To maintain this anxiety throughout the film, Kurzel goes to great lengths to show just how out of control and volatile the eventual killer is. Fairly quickly, for example, audiences learn to recognize (and fear the consequences) of a distinct style of heavy breathing that Nitram adopts when enraged beyond control. “Nitram” also emphasizes how people in positions of power – his parents, a psychologist, and an adult friend named Helen – failed to keep him in check or notice when he was struggling. Kurzel seems to cite these failures as a major factor in the massacre, just as he cites the gunsmith employee, who, in one particularly frustrating moment, allows Nitram’s growing obsession with guns to go beyond the law.
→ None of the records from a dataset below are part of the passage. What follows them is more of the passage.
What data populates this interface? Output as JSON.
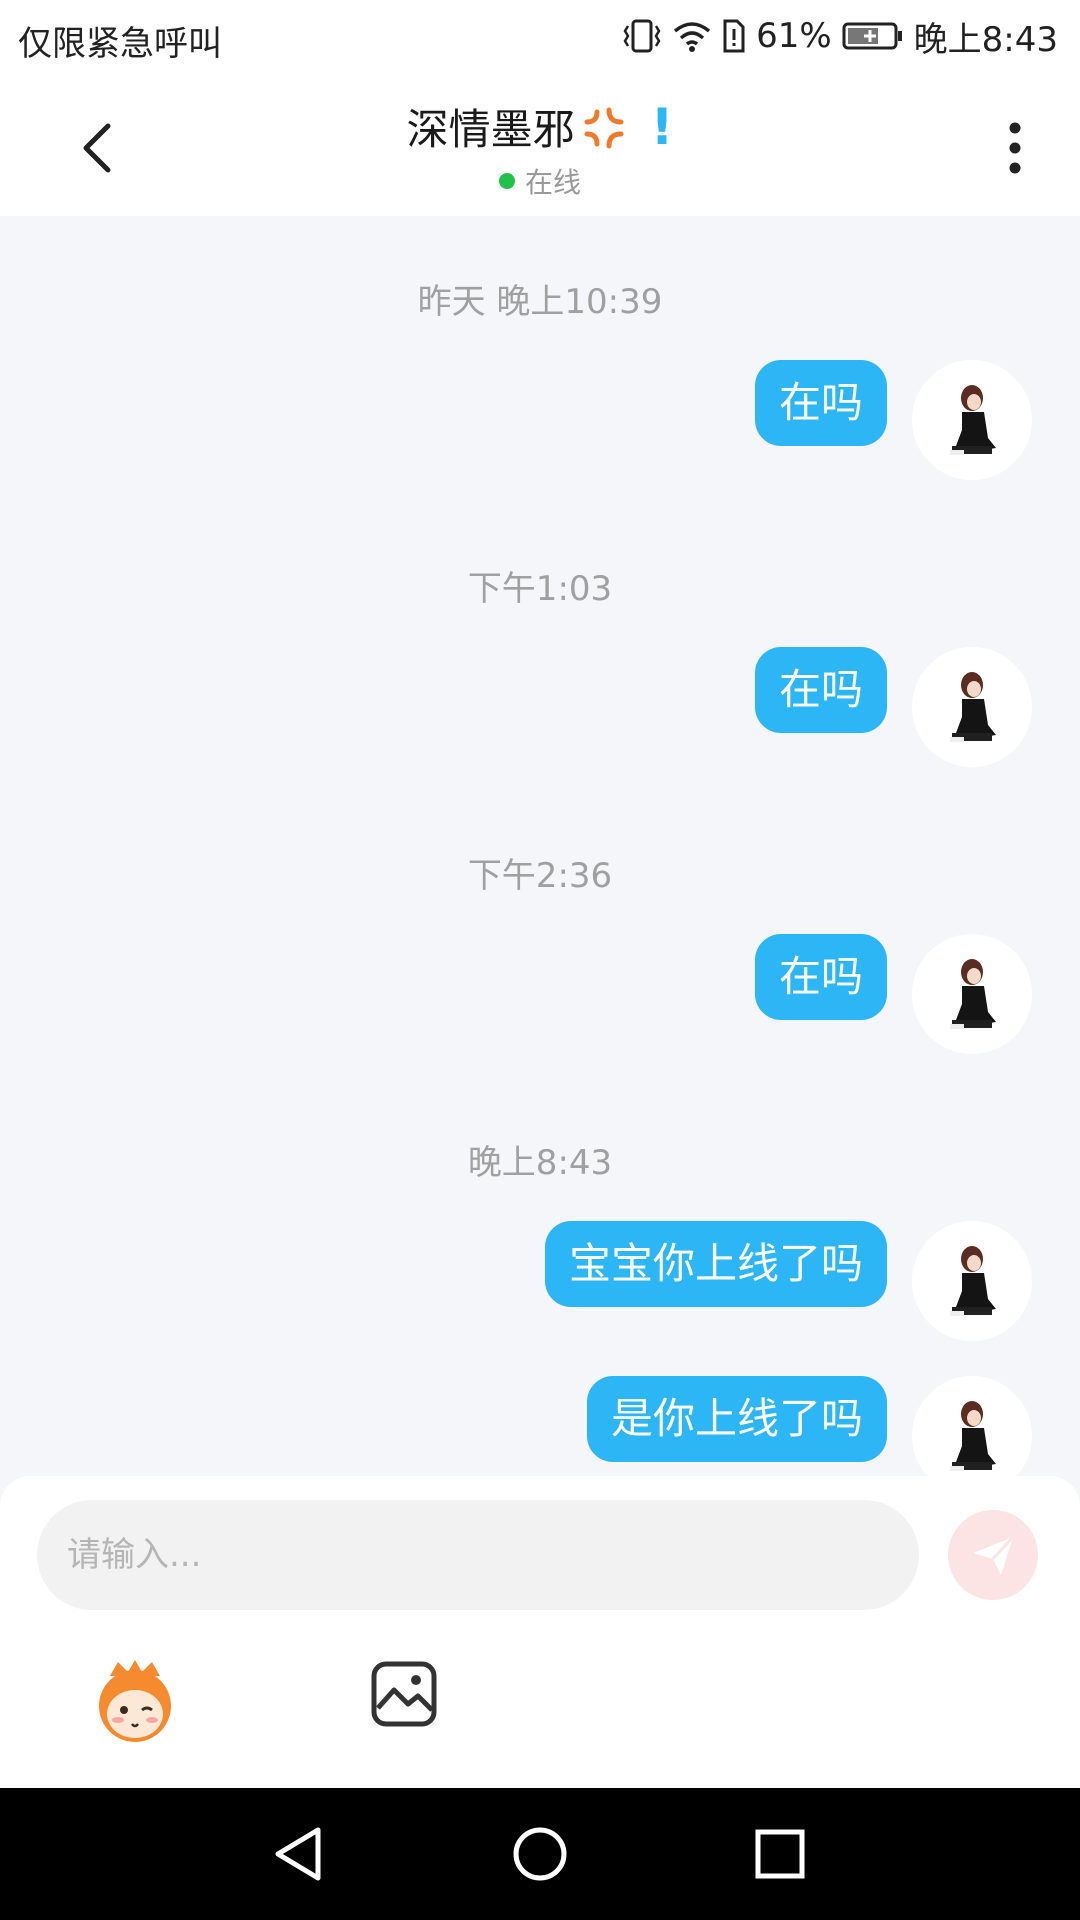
{
  "status_bar": {
    "carrier": "仅限紧急呼叫",
    "battery_percent": "61%",
    "time": "晚上8:43",
    "icons": [
      "vibrate-icon",
      "wifi-icon",
      "sim-alert-icon",
      "battery-charging-icon"
    ]
  },
  "header": {
    "title": "深情墨邪",
    "title_emoji": "anger-icon",
    "title_mark": "!",
    "presence": "在线",
    "presence_color": "#21c24a",
    "icons": [
      "back-icon",
      "more-vert-icon"
    ]
  },
  "chat": {
    "bubble_color": "#2db6f5",
    "timestamps": [
      {
        "text": "昨天 晚上10:39"
      },
      {
        "text": "下午1:03"
      },
      {
        "text": "下午2:36"
      },
      {
        "text": "晚上8:43"
      }
    ],
    "messages": [
      {
        "text": "在吗"
      },
      {
        "text": "在吗"
      },
      {
        "text": "在吗"
      },
      {
        "text": "宝宝你上线了吗"
      },
      {
        "text": "是你上线了吗"
      }
    ]
  },
  "composer": {
    "placeholder": "请输入...",
    "value": "",
    "icons": [
      "send-icon",
      "mascot-emoji-icon",
      "image-icon"
    ]
  },
  "nav_bar": {
    "icons": [
      "nav-back-icon",
      "nav-home-icon",
      "nav-recents-icon"
    ]
  }
}
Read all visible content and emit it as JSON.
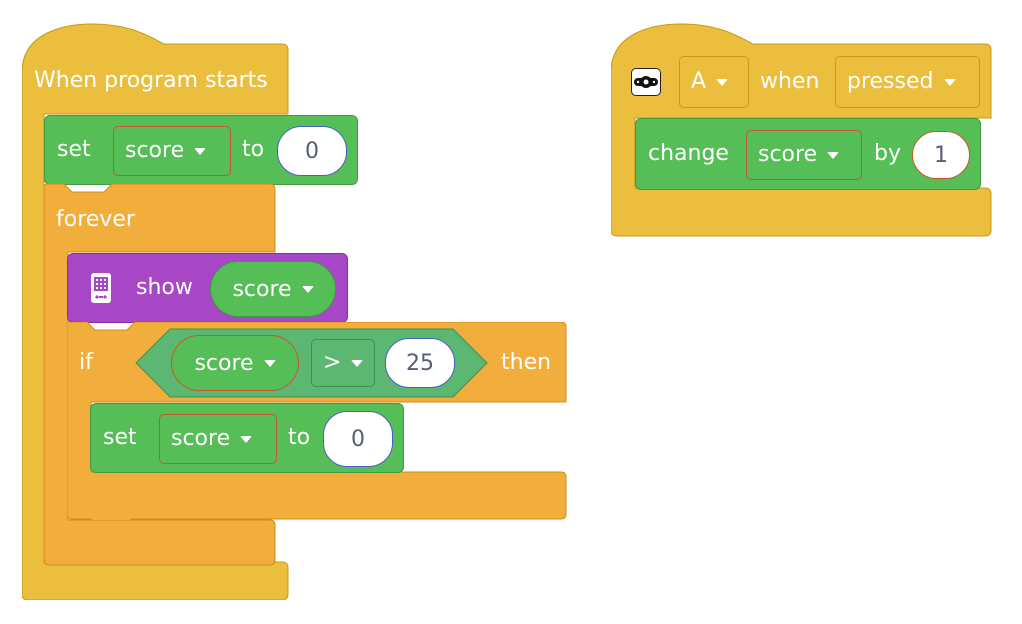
{
  "hat_left": {
    "label": "When program starts",
    "set1": {
      "label": "set",
      "variable": "score",
      "to_label": "to",
      "value": "0"
    },
    "forever": {
      "label": "forever",
      "show": {
        "label": "show",
        "variable": "score"
      },
      "if": {
        "label": "if",
        "then_label": "then",
        "condition": {
          "left": "score",
          "operator": ">",
          "right": "25"
        },
        "set2": {
          "label": "set",
          "variable": "score",
          "to_label": "to",
          "value": "0"
        }
      }
    }
  },
  "hat_right": {
    "icon": "gamepad-button-icon",
    "button": "A",
    "when_label": "when",
    "state": "pressed",
    "change": {
      "label": "change",
      "variable": "score",
      "by_label": "by",
      "value": "1"
    }
  },
  "colors": {
    "events_yellow": "#ECBE3E",
    "loops_orange": "#F2AE3D",
    "variables_green": "#56BE57",
    "display_purple": "#A747C6",
    "logic_green": "#5CB773"
  }
}
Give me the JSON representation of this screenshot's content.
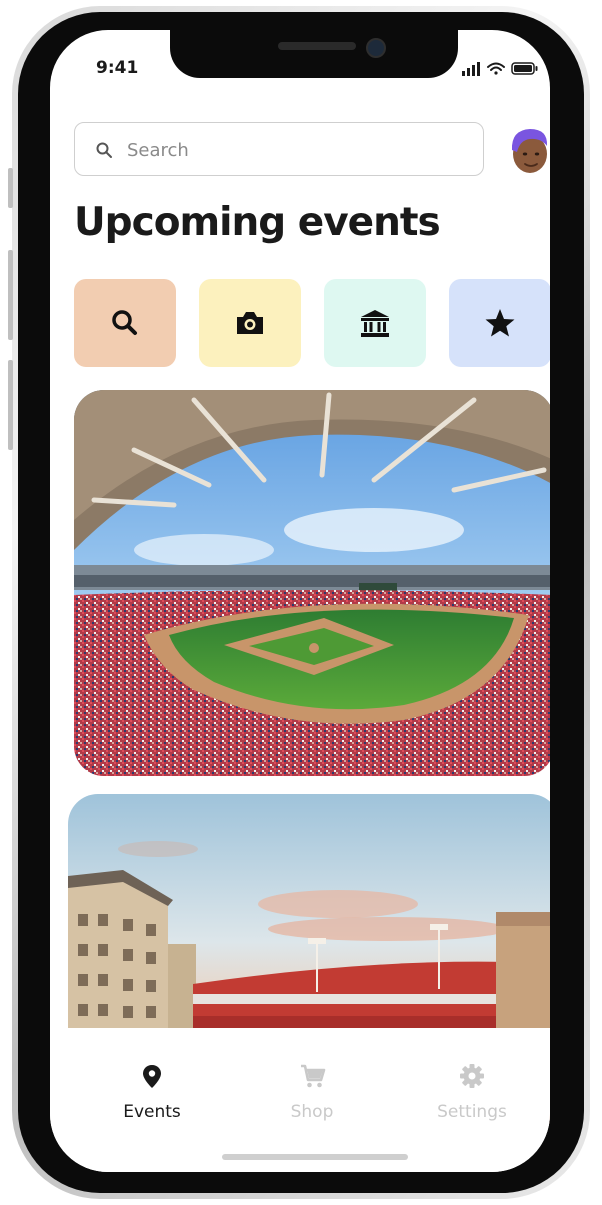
{
  "status_bar": {
    "time": "9:41"
  },
  "search": {
    "placeholder": "Search"
  },
  "header": {
    "title": "Upcoming events"
  },
  "categories": [
    {
      "icon": "search-icon",
      "color": "#F2CDB1"
    },
    {
      "icon": "camera-icon",
      "color": "#FCF1BE"
    },
    {
      "icon": "bank-icon",
      "color": "#DEF8F1"
    },
    {
      "icon": "star-icon",
      "color": "#D6E2FA"
    }
  ],
  "events": [
    {
      "image": "baseball-stadium-panorama-image"
    },
    {
      "image": "football-stadium-sunset-image"
    }
  ],
  "tab_bar": {
    "tabs": [
      {
        "label": "Events",
        "icon": "location-pin-icon",
        "active": true
      },
      {
        "label": "Shop",
        "icon": "cart-icon",
        "active": false
      },
      {
        "label": "Settings",
        "icon": "gear-icon",
        "active": false
      }
    ],
    "active_color": "#1a1a1a",
    "inactive_color": "#c9c9c9"
  },
  "colors": {
    "title": "#1a1a1a",
    "frame": "#0b0b0b",
    "avatar_hair": "#7A55E0"
  }
}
At the same time, “Nitram” does not necessarily humanize or excuse its subject. Kurzel doesn’t seem interested in making an explicit claim that Nitram’s actions were only the result of a failure of the “system” or those close to him. On the contrary, the film is careful to show the few nurturing moments in Nitram’s life – either in rare and genuinely loving relationships, or the tender moments of his most strained relationships – the paths to a possible redemption that never ends. unfortunately never materialized.

It’s a tough role, and there’s no doubt that the performance of American actor Landry Jones is a highlight for the film. The role, for which Jones received the “Best Actor” award at the festival, sees him confront the insecurities and motives of the serial killer in terrifying ways.

However, the mere existence of “Nitram” raises a series of essential questions: who is this film for? Who benefits, or would be so interested in seeing, such a deep dive into the life of a serial killer – especially one at the heart of such national and generational trauma?

Kurzel claims he created the film to raise awareness of the realities of gun violence as Australia continues to ease restrictions, but it is questionable whether “Nitram” is the best way to achieve that goal. Of course, the public is exposed to dangerous regulatory loopholes by which gun stores have access to lethal weapons, and we see the role various shattered societal systems have played in allowing Nitram to fall into such violent actions. However, the film ends before a long-standing message that ties its existence to a clear call for gun control in Australia.

The film seems inconsistent with its message – on the one hand, it highlights the lack of a strong mental health system to support Nitram. But on the other hand, it seems to correlate Nitram’s mental health and his addiction to antidepressants (rather than his lack of access to adequate mental health care) directly with his violent actions. For a movie meant to be a call to action for gun reform, not only is Kurzel’s argument problematic in areas like mental health, but it’s inconsistent and therefore ineffective in bringing about more change. important.

“Nitram” is without a doubt a solid technical film, especially with the lead performance by Jones. However, her convoluted relationship with sanity and her confused goals of sharing the story of the Port Arthur massacre still leaves her with plenty of room to grow.